The empress was aloof. Spoiled. Uninterested in politics, or so it had seemed. Kasik stopped in his tracks, remembering another time when he had seen her sneaking through the kancha grounds. It was a wonder he hadn’t recognized her gait. Had Samaq been involved in whatever Chaska was hiding?

Though he could no longer see the wall where she had slipped through, Kasik turned back to stare at it and considered whether he should continue trying to find the hidden door. What if it was Samaq on the other side? He hadn’t witnessed his friend leave the kancha or Vira. It was possible that Samaq had defected and was whisking Chaska away as he stood there.

Perhaps I should tell Maicu.The thought was fleeting, but it plagued his every step back into the kancha. Usually, he stayed in the kallankas with Samaq and his men, but without them, the place felt unwelcoming. The men were timid around him, their typically loose lips pressed tight and their eyes surreptitiously sliding to him. He had stepped one foot in only to step back out, the din of conversation continuing the moment the door closed behind him.

But staying in the kancha meant potentially running into his tayta, which was, as luck would have it, exactly what he faced as he turned down the hall that led to the room reserved for him. It was too late to turn around, but Kasik was tempted to regardless.

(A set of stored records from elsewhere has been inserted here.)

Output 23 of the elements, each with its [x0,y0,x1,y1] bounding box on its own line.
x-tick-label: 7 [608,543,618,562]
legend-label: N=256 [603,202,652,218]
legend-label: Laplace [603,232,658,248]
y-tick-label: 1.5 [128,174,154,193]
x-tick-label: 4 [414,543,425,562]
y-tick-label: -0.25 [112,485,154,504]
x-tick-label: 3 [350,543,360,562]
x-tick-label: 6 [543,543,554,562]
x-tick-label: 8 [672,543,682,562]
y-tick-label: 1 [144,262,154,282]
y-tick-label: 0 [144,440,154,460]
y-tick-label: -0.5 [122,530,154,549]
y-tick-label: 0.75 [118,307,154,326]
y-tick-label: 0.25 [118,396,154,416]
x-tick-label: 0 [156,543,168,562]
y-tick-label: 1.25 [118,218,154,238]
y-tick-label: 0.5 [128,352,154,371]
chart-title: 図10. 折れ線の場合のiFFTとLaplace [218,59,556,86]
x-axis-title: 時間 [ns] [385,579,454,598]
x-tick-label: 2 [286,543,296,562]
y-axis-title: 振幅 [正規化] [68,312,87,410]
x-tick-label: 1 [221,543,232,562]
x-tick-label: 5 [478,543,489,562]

“It’s late,” Atik said by way of a greeting. It was unclear what his tayta spent the majority of his time doing. They rarely saw each other outside the evening meals that Maicu insisted he attend, or times like these, when Atik seemed to go out of his way to find Kasik and demonstrate exactly how little he cared for him.

“Hello, Tayta. Is there something you needed?”

Atik pushed off the wall and blocked Kasik’s path. In the dark, his eyes looked completely black, like orbs of achilla had replaced them altogether. Kasik wondered if they had always looked like that, or if it was something he was only recently noticing, along with many other things.

“Where have you been?” When Kasik made to walk past him, Atik stepped to the side and blocked him. “Where is Nina?”